Fall 2024
Carleton College’s Women’s and Gender Studies in Europe (WGSE) program focuses on women’s, feminist, and LGBTQ+ issues across Western and East-Central Europe. Participants study feminist and queer theory, cross-cultural feminist methodology, and European situated feminisms and conduct independent research projects while traveling to the Netherlands (Utrecht and Amsterdam), Germany (Berlin), and the Czech Republic (Prague and Olomouc).
Program Highlights
- Exploring WGS issues in the Netherlands, Germany, and the Czech Republic comparatively.
- Participating in a week-long NOISE workshop, organized by Utrecht University’s Gender Studies and primarily attended by Master’s WGS students from European institutions.
- Moving beyond Western frameworks and learning about gender regimes and history of women’s emancipation in the former Eastern European bloc.
- Designing and carrying out independent research on an individualized topic within the WGS field. Independent Student Projects will combine in-person and remote interviews and research.
One of the principal goals of the program is a comparative exploration of Europe in its heterogeneity. The program’s focus is on bringing the margins to the center. Participants explore the diversity that is Europe from the perspectives of women and sexual and ethnic/racial minorities.

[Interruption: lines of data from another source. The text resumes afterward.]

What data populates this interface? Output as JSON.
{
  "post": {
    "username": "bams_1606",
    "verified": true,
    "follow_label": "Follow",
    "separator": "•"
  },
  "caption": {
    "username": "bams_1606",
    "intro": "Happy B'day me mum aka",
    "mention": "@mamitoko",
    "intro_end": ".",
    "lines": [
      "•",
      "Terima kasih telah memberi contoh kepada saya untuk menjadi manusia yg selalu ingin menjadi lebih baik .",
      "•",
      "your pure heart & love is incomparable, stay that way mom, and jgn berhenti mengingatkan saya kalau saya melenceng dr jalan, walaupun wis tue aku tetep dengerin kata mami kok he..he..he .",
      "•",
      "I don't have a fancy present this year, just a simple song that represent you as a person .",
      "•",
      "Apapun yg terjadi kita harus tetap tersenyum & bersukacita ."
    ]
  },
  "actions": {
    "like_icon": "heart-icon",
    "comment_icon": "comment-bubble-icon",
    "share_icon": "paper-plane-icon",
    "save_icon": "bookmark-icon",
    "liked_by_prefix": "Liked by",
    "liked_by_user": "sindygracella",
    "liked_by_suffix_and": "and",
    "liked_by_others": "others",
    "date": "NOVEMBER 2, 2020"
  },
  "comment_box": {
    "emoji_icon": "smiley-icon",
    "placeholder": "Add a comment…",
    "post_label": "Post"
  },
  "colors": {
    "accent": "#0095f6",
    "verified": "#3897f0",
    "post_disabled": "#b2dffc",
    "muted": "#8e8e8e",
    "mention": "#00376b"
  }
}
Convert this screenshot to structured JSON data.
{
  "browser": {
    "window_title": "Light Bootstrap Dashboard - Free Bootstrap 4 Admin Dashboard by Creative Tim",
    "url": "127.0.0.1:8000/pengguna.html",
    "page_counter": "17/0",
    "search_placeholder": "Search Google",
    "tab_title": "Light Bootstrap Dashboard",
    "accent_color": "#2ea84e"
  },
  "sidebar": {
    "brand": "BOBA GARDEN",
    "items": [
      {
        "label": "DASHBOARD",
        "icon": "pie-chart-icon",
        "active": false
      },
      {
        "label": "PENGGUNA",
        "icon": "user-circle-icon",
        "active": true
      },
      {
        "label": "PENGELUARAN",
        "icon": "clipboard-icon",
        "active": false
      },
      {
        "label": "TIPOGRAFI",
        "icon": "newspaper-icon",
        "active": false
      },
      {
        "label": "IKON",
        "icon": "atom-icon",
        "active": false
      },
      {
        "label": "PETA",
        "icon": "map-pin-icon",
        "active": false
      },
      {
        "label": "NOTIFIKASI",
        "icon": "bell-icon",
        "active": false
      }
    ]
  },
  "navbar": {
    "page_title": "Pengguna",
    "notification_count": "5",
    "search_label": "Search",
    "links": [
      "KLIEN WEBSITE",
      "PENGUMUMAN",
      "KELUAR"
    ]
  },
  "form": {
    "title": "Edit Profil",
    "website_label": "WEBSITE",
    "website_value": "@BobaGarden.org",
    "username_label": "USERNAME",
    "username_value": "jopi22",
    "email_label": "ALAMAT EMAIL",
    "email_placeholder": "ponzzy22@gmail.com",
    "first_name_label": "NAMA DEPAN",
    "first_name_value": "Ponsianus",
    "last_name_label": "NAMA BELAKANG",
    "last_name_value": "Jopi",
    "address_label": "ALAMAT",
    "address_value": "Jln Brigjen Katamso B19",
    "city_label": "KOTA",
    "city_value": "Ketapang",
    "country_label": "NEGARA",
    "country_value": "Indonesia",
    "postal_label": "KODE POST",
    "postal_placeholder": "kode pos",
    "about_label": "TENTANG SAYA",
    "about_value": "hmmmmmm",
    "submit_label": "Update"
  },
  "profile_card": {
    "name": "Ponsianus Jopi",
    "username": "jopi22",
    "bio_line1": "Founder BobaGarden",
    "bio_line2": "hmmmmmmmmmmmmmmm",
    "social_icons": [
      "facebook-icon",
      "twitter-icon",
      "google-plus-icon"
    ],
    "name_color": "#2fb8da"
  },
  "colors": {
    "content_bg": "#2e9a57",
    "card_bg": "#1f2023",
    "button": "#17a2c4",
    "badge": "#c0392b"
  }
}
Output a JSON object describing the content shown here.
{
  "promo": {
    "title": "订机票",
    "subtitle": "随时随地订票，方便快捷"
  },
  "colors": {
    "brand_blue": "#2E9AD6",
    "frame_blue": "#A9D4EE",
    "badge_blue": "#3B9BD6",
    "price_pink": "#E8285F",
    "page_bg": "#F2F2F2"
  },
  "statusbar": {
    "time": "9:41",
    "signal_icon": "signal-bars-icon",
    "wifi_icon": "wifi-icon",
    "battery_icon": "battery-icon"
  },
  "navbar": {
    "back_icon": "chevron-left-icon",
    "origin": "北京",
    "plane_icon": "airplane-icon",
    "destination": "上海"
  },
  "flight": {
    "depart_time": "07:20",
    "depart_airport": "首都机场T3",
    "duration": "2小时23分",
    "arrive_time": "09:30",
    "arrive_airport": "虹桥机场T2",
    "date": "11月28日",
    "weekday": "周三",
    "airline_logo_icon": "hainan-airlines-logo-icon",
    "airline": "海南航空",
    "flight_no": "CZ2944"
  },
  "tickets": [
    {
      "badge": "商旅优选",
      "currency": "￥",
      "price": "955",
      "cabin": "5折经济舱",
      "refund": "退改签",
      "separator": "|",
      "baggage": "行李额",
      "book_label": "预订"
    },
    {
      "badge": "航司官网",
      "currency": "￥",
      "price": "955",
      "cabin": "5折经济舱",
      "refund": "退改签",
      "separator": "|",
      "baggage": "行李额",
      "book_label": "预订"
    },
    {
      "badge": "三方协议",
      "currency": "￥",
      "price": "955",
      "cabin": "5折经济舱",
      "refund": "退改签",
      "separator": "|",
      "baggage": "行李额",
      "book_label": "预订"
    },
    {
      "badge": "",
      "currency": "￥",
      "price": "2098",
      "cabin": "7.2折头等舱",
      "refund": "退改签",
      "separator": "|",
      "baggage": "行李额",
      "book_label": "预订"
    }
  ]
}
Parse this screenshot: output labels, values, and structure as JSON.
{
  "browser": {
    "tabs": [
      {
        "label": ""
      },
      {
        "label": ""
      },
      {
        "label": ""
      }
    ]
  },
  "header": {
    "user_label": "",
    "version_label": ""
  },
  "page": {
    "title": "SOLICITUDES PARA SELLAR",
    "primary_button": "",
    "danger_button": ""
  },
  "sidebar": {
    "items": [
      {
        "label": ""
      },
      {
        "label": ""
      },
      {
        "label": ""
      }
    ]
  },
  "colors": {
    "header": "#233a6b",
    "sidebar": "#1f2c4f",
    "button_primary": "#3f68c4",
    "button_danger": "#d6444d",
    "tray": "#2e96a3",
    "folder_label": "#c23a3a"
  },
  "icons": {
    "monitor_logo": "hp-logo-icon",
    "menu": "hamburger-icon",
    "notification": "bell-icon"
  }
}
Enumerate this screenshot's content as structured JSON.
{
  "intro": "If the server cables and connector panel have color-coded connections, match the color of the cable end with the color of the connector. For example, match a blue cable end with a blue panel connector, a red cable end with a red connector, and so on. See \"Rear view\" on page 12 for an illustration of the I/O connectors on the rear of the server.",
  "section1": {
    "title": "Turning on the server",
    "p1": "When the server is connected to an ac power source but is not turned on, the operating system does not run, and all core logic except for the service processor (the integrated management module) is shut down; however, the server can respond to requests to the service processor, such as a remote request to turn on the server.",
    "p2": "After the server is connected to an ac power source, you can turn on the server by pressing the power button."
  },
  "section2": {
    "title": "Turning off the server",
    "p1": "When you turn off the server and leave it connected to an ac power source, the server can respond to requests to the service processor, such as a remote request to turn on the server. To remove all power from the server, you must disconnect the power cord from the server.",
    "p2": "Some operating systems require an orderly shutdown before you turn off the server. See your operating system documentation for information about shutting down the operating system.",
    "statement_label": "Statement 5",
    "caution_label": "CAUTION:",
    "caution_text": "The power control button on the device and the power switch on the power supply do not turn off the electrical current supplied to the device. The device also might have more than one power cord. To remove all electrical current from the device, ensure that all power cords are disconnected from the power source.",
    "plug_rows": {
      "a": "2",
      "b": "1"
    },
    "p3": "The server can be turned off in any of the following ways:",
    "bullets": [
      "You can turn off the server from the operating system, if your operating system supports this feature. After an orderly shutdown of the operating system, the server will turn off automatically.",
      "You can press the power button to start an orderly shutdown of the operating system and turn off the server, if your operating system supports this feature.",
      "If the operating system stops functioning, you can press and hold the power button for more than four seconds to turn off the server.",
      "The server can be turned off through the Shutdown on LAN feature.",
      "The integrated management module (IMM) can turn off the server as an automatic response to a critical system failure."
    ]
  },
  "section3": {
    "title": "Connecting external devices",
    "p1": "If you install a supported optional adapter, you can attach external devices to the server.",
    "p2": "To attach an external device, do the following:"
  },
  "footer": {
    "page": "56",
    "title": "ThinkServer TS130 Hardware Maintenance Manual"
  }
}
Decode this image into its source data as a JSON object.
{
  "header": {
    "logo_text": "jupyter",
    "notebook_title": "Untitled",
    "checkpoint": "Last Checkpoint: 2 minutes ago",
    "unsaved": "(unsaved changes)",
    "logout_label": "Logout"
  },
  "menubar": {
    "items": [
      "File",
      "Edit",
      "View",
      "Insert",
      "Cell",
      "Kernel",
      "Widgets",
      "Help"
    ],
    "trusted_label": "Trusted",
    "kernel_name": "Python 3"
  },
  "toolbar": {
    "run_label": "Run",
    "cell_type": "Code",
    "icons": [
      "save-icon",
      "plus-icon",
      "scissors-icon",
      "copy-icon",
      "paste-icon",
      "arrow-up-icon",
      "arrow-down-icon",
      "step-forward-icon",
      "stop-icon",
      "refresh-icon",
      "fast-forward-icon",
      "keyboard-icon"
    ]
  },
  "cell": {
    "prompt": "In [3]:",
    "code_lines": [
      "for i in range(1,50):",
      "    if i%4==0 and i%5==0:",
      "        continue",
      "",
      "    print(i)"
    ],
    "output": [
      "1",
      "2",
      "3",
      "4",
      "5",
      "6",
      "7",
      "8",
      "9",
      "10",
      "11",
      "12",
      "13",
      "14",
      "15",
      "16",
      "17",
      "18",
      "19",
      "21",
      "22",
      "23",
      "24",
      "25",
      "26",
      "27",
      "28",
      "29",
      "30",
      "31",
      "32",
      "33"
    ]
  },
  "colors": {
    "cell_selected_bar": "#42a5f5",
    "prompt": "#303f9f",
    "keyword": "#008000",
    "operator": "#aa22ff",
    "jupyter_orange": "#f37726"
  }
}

Students learn about the historical and current day experiences of the citizens of Jewish, Afro-German, and Turkish backgrounds in Germany. The topics are addressed both through scholarly inquiry and situated empirical experience throughout the semester, framed through our discussions of post-colonial, feminist, and queer theories.
What does it mean to realize that some goals of the feminist second wave, such as reproductive rights, accessibility to higher education for women, or equal employment opportunities, were argued and achieved in much of the former Eastern bloc as part and parcel of the socialist doctrine?
How does the story of LGBTQ+ activism unfold in a social context where homosexuality and trans*sexuality have been discussed in a medical/sexological framework until very recently?
These topics are framed through our discussions of post-colonial, feminist and queer theories, and they are explored through students’ self-designed field research.
Program Structure
Following an orientation to the program, WGSE participants begin a comparative study of Women’s and Gender Studies topics and issues in Utrecht/Amsterdam, Berlin, and Prague. Students come face to face with leading theories in WGS and have the opportunity to test their knowledge while working on their independent research projects. Participants attend lectures and take seminars with Director Iveta Jusová, PhD, as well as with NGOs, artists, activists, and professors from affiliated European universities, including Utrecht University, Humboldt University, Charles University, and Jagiellonian University.
Weekend excursions take students to the Texel Island (Netherlands), the Bad Saarow thermal mineral spa (Germany), and to Olomouc and Javoricske caverns in Moravia (the Czech Republic).
Accommodations and Meals
Students stay in private apartments, student dorms and home-stays throughout Europe. Specific accommodations will be detailed in information packets sent prior to students’ departure for the program. Typically, accommodations include the following: private apartments in Utrecht and Prague; home-stays in Berlin; and student dorms in Olomouc.
Students are given a stipend to purchase their own meals. They can eat out or purchase groceries to cook (in most accommodations). Because students often select their own places to eat, we can accommodate most diets.